[comp.sys.ibm.pc] ARC/ZOO/TAR

amit@umn-cs.cs.umn.edu (Neta Amit) (11/30/87)

ARC (and derivatives) has been around for quite some time, and has developed
    into the MS-DOS de-facto standard for archiving and info-exchange.

To me, the main advantage of ZOO is its ability to store structure,
    as well as contents. There are two disadvantages: (1) it is not widely
    accepted, and (2) it needs an external source to create the structure
    for it. I.e. lookup the ZOO manual under the -I switch, and notice
    that under Unix, the Find command creates the structure, which is
    subsequently given to ZOO.  Under MS-DOS, Find is non-existant,
    and you need to specify the structure manually -- a tedious job.

This weekend, a public domain TAR (courtesy John Gilmore) has been posted
on comp.sources.unix, and is now implemented under Unix and MS-DOS. It
is likely to be ported to VMS, MAC, Amiga.

PDTAR offers a number of significant advantages over both ZOO and ARC:
  - It is the de-facto standard in the Unix world. Info-exchange with
    Unix machines is much easier with TAR.
  - It creates the structure it needs
  - It is fast; on the small sample that I did -- faster than ARC or ZOO
  - It can compress, and the resulting archive is small; on the sample above, 
    smaller than the .arc or .zoo files

Standards should occasionally be replaced by better standards, not
necessarily offering downward compatability.  After PDTAR will have
stabilized, I suggest that BBS's and national archives adhere to it.



-- 
  Neta Amit 
  U of Minnesota CSci
  Arpanet: amit@umn-cs.cs.umn.edu

davidsen@steinmetz.steinmetz.UUCP (William E. Davidsen Jr) (12/01/87)

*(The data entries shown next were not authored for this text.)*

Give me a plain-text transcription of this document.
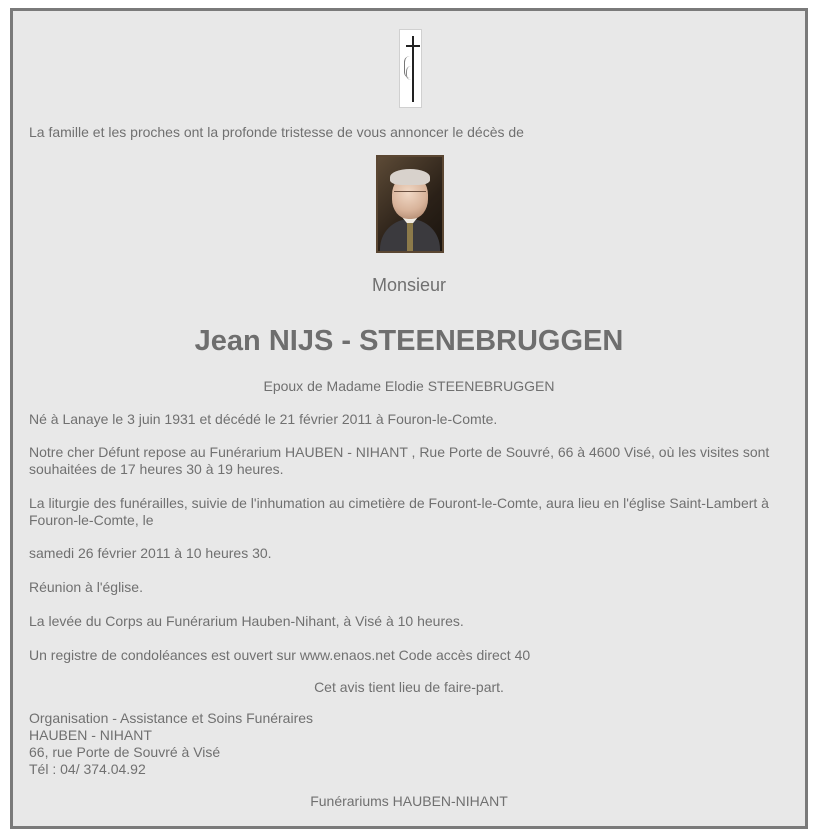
La famille et les proches ont la profonde tristesse de vous annoncer le décès de
Monsieur
Jean NIJS - STEENEBRUGGEN
Epoux de Madame Elodie STEENEBRUGGEN
Né à Lanaye le 3 juin 1931 et décédé le 21 février 2011 à Fouron-le-Comte.
Notre cher Défunt repose au Funérarium HAUBEN - NIHANT , Rue Porte de Souvré, 66 à 4600 Visé, où les visites sont souhaitées de 17 heures 30 à 19 heures.
La liturgie des funérailles, suivie de l'inhumation au cimetière de Fouront-le-Comte, aura lieu en l'église Saint-Lambert à Fouron-le-Comte, le
samedi 26 février 2011 à 10 heures 30.
Réunion à l'église.
La levée du Corps au Funérarium Hauben-Nihant, à Visé à 10 heures.
Un registre de condoléances est ouvert sur www.enaos.net Code accès direct 40
Cet avis tient lieu de faire-part.
Organisation - Assistance et Soins Funéraires
HAUBEN - NIHANT
66, rue Porte de Souvré à Visé
Tél : 04/ 374.04.92
Funérariums HAUBEN-NIHANT
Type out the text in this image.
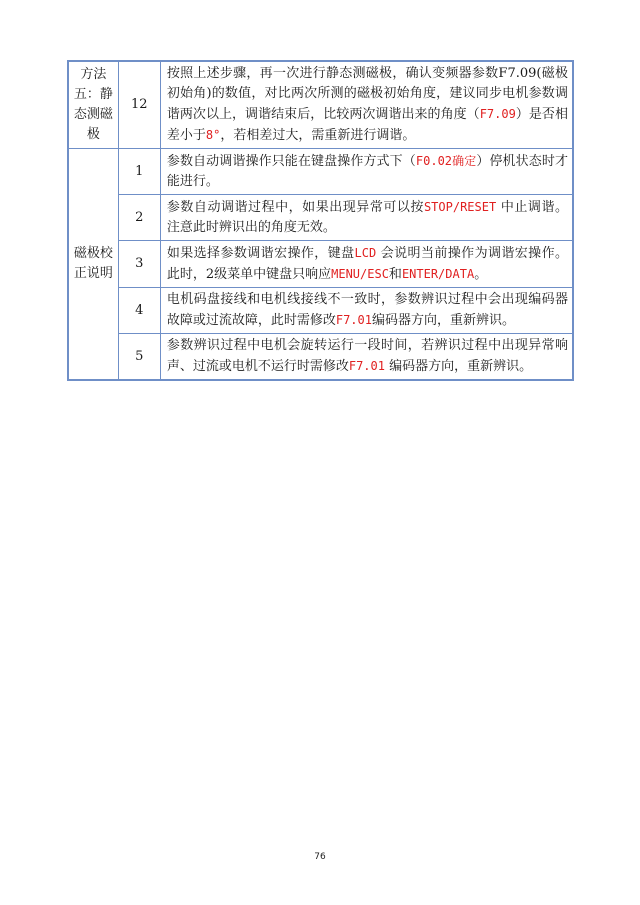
方法五：静态测磁极	12	按照上述步骤，再一次进行静态测磁极，确认变频器参数F7.09(磁极初始角)的数值，对比两次所测的磁极初始角度，建议同步电机参数调谐两次以上，调谐结束后，比较两次调谐出来的角度（F7.09）是否相差小于8°，若相差过大，需重新进行调谐。
磁极校正说明	1	参数自动调谐操作只能在键盘操作方式下（F0.02确定）停机状态时才能进行。
	2	参数自动调谐过程中，如果出现异常可以按STOP/RESET 中止调谐。注意此时辨识出的角度无效。
	3	如果选择参数调谐宏操作，键盘LCD 会说明当前操作为调谐宏操作。此时，2级菜单中键盘只响应MENU/ESC和ENTER/DATA。
	4	电机码盘接线和电机线接线不一致时，参数辨识过程中会出现编码器故障或过流故障，此时需修改F7.01编码器方向，重新辨识。
	5	参数辨识过程中电机会旋转运行一段时间，若辨识过程中出现异常响声、过流或电机不运行时需修改F7.01 编码器方向，重新辨识。
76
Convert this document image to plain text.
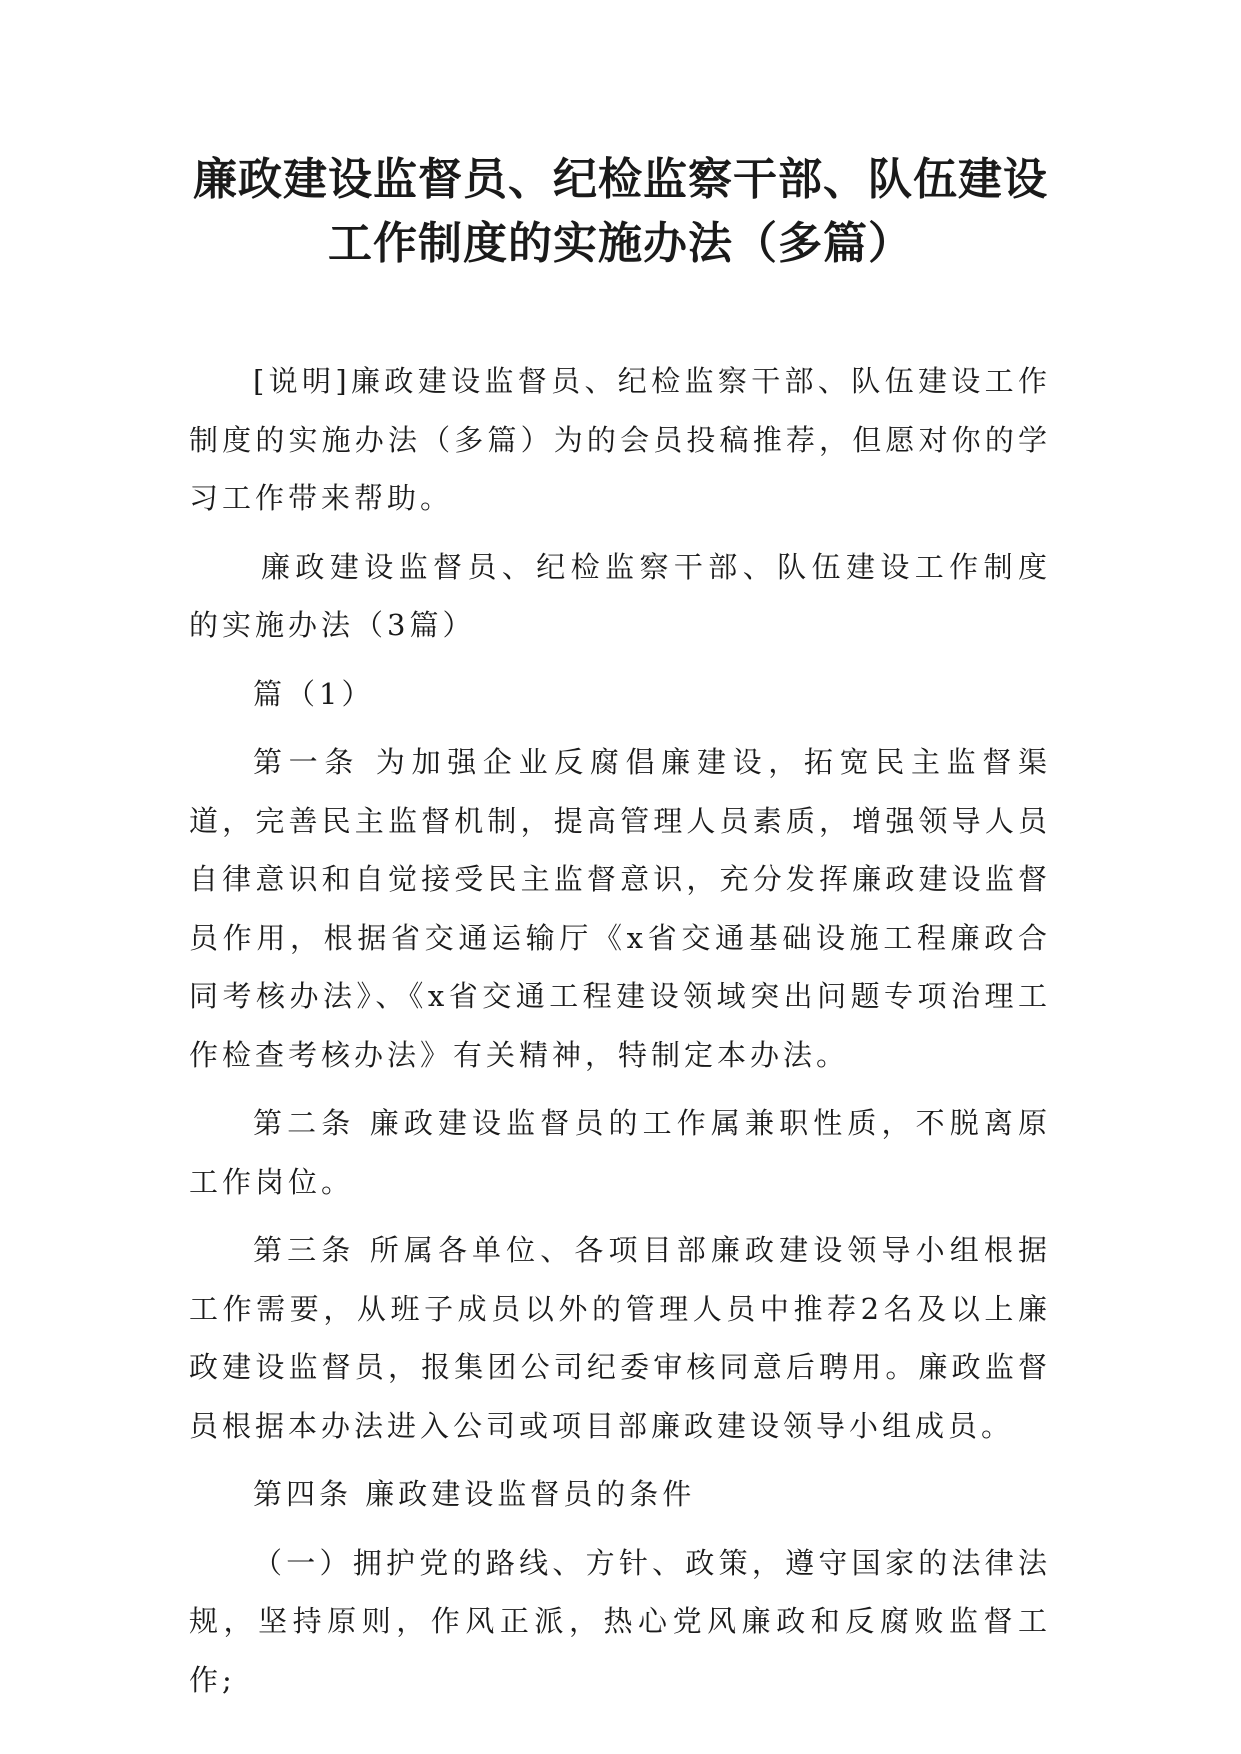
廉政建设监督员、纪检监察干部、队伍建设
工作制度的实施办法（多篇）

[说明]廉政建设监督员、纪检监察干部、队伍建设工作制度的实施办法（多篇）为的会员投稿推荐，但愿对你的学习工作带来帮助。

廉政建设监督员、纪检监察干部、队伍建设工作制度的实施办法（3篇）

篇（1）

第一条 为加强企业反腐倡廉建设，拓宽民主监督渠道，完善民主监督机制，提高管理人员素质，增强领导人员自律意识和自觉接受民主监督意识，充分发挥廉政建设监督员作用，根据省交通运输厅《x省交通基础设施工程廉政合同考核办法》、《x省交通工程建设领域突出问题专项治理工作检查考核办法》有关精神，特制定本办法。

第二条 廉政建设监督员的工作属兼职性质，不脱离原工作岗位。

第三条 所属各单位、各项目部廉政建设领导小组根据工作需要，从班子成员以外的管理人员中推荐2名及以上廉政建设监督员，报集团公司纪委审核同意后聘用。廉政监督员根据本办法进入公司或项目部廉政建设领导小组成员。

第四条 廉政建设监督员的条件

（一）拥护党的路线、方针、政策，遵守国家的法律法规，坚持原则，作风正派，热心党风廉政和反腐败监督工作;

In article <3027@umn-cs.cs.umn.edu> amit@umn-cs.UUCP (Neta Amit) writes:
| ... discussion of zoo and arc ...
| This weekend, a public domain TAR (courtesy John Gilmore) has been posted
| on comp.sources.unix, and is now implemented under Unix and MS-DOS. It
| is likely to be ported to VMS, MAC, Amiga.
| 
| PDTAR offers a number of significant advantages over both ZOO and ARC:
|   - It is the de-facto standard in the Unix world. Info-exchange with
|     Unix machines is much easier with TAR.
The quantity of discussion in std.unix would make me think that's not
decided yet. Isn't cpio in posix?

|   - It creates the structure it needs
Somewhat. I lost eight hours this weekend redumping stuff on one machine
and loading to another. The first time I used tar, the second cpio. tar
was faster, and small (it handles links at dump rather than load time).
tar doesn't save directories, as you said it creates them. You lose all
info about owner, permissions, time modified, etc. It also *doesn't
create empty directories!!* Many programs which keep status and restart
info in directories will leave the directories empty when shut down.

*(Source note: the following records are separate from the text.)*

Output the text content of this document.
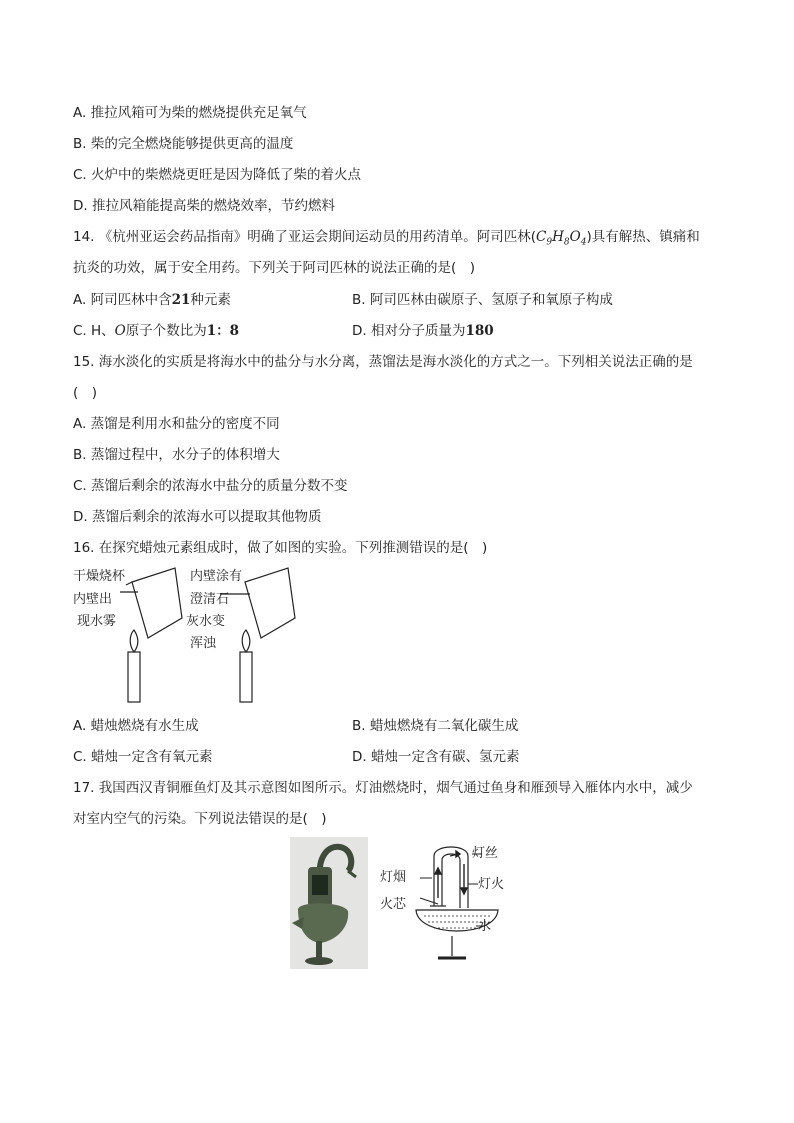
A. 推拉风箱可为柴的燃烧提供充足氧气
B. 柴的完全燃烧能够提供更高的温度
C. 火炉中的柴燃烧更旺是因为降低了柴的着火点
D. 推拉风箱能提高柴的燃烧效率，节约燃料
14. 《杭州亚运会药品指南》明确了亚运会期间运动员的用药清单。阿司匹林$(C_9H_8O_4)$具有解热、镇痛和
抗炎的功效，属于安全用药。下列关于阿司匹林的说法正确的是(　)
A. 阿司匹林中含21种元素	B. 阿司匹林由碳原子、氢原子和氧原子构成
C. H、O原子个数比为1：8	D. 相对分子质量为180
15. 海水淡化的实质是将海水中的盐分与水分离，蒸馏法是海水淡化的方式之一。下列相关说法正确的是
(　)
A. 蒸馏是利用水和盐分的密度不同
B. 蒸馏过程中，水分子的体积增大
C. 蒸馏后剩余的浓海水中盐分的质量分数不变
D. 蒸馏后剩余的浓海水可以提取其他物质
16. 在探究蜡烛元素组成时，做了如图的实验。下列推测错误的是(　)
干燥烧杯
内壁出
现水雾
内壁涂有
澄清石
灰水变
浑浊
A. 蜡烛燃烧有水生成	B. 蜡烛燃烧有二氧化碳生成
C. 蜡烛一定含有氧元素	D. 蜡烛一定含有碳、氢元素
17. 我国西汉青铜雁鱼灯及其示意图如图所示。灯油燃烧时，烟气通过鱼身和雁颈导入雁体内水中，减少
对室内空气的污染。下列说法错误的是(　)
灯丝
灯烟	灯火
火芯
水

|   - It is fast; on the small sample that I did -- faster than ARC or ZOO
|   - It can compress, and the resulting archive is small; on the sample above, 
|     smaller than the .arc or .zoo files
The "standard" tar doesn't compress, at least on V7, SysIII, SysV, or
Ultrix. What you are proposing is (yet) another file format entirely.
This is not a bad thing, but somewhat negates your earlier argument
about standard. A regular (uncompressed) tar file will more widely
readable than the compressed format.

---
I'm not saying that your idea is without merit, and it should be
considered as another alternative format. However, the question is not
as clear as you believe. The advantage of archivers is that they allow
easy random access to the files in an archive. The price of this is
compressing them separately, which reduces the compression and increases
the cpu needed. They allow easy replacement of individual files in the
archive.

I will be evaluating pdtar in the next few weeks, and I expect it to be
useful, and reliable (J.G. does good stuff). I don't expect it to be the
only archiver I use, on UNIX, on PCs, and most of all on (yecch) VMS. At
the moment zoo is the only thing I have which runs in all environments.

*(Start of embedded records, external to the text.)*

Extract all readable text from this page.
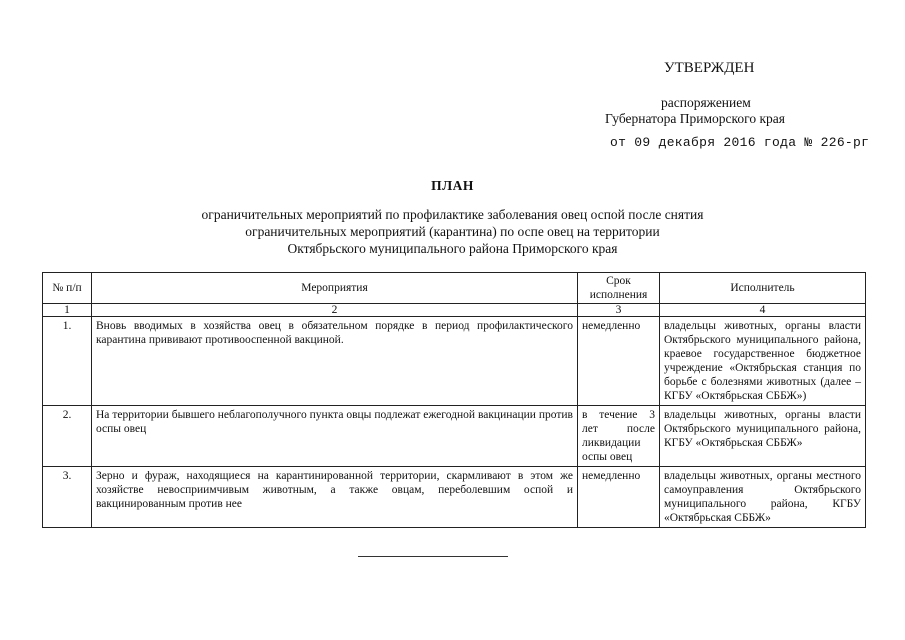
УТВЕРЖДЕН
распоряжением
Губернатора Приморского края
от 09 декабря 2016 года № 226-рг
ПЛАН
ограничительных мероприятий по профилактике заболевания овец оспой после снятия
ограничительных мероприятий (карантина) по оспе овец на территории
Октябрьского муниципального района Приморского края
№ п/п	Мероприятия	Срок исполнения	Исполнитель
1	2	3	4
1.	Вновь вводимых в хозяйства овец в обязательном порядке в период профилактического карантина прививают противооспенной вакциной.	немедленно	владельцы животных, органы власти Октябрьского муниципального района, краевое государственное бюджетное учреждение «Октябрьская станция по борьбе с болезнями животных (далее – КГБУ «Октябрьская СББЖ»)
2.	На территории бывшего неблагополучного пункта овцы подлежат ежегодной вакцинации против оспы овец	в течение 3 лет после ликвидации оспы овец	владельцы животных, органы власти Октябрьского муниципального района, КГБУ «Октябрьская СББЖ»
3.	Зерно и фураж, находящиеся на карантинированной территории, скармливают в этом же хозяйстве невосприимчивым животным, а также овцам, переболевшим оспой и вакцинированным против нее	немедленно	владельцы животных, органы местного самоуправления Октябрьского муниципального района, КГБУ «Октябрьская СББЖ»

Please post all reasonable discussion, mail flames to me directly.
-- 
	bill davidsen		(wedu@ge-crd.arpa)
  {uunet | philabs | seismo}!steinmetz!crdos1!davidsen
"Stupidity, like virtue, is its own reward" -me

manes@dasys1.UUCP (Steve Manes) (12/01/87)

Where's the Unix portability in a compressing 'tar'?

What's the relative speed of PDTAR to ZOO?  Also, what machines does it
support?  ZOO is the only archiving compressor I've found that will compile
and run reliably on Microport V/AT and with compilers not supporting a
HUGE model.

-- 
+-----------------------------------------------------------------------
+ Steve Manes         Roxy Recorders, Inc.                 NYC
+ decvax!philabs!cmcl2!hombre!magpie!manes       Magpie BBS: 212-420-0527
+ uunet!iuvax!bsu-cs!zoo-hq!magpie!manes              300/1200/2400

jgray@toad.pilchuck.Data-IO.COM (Jerry Late Nite Gray) (12/01/87)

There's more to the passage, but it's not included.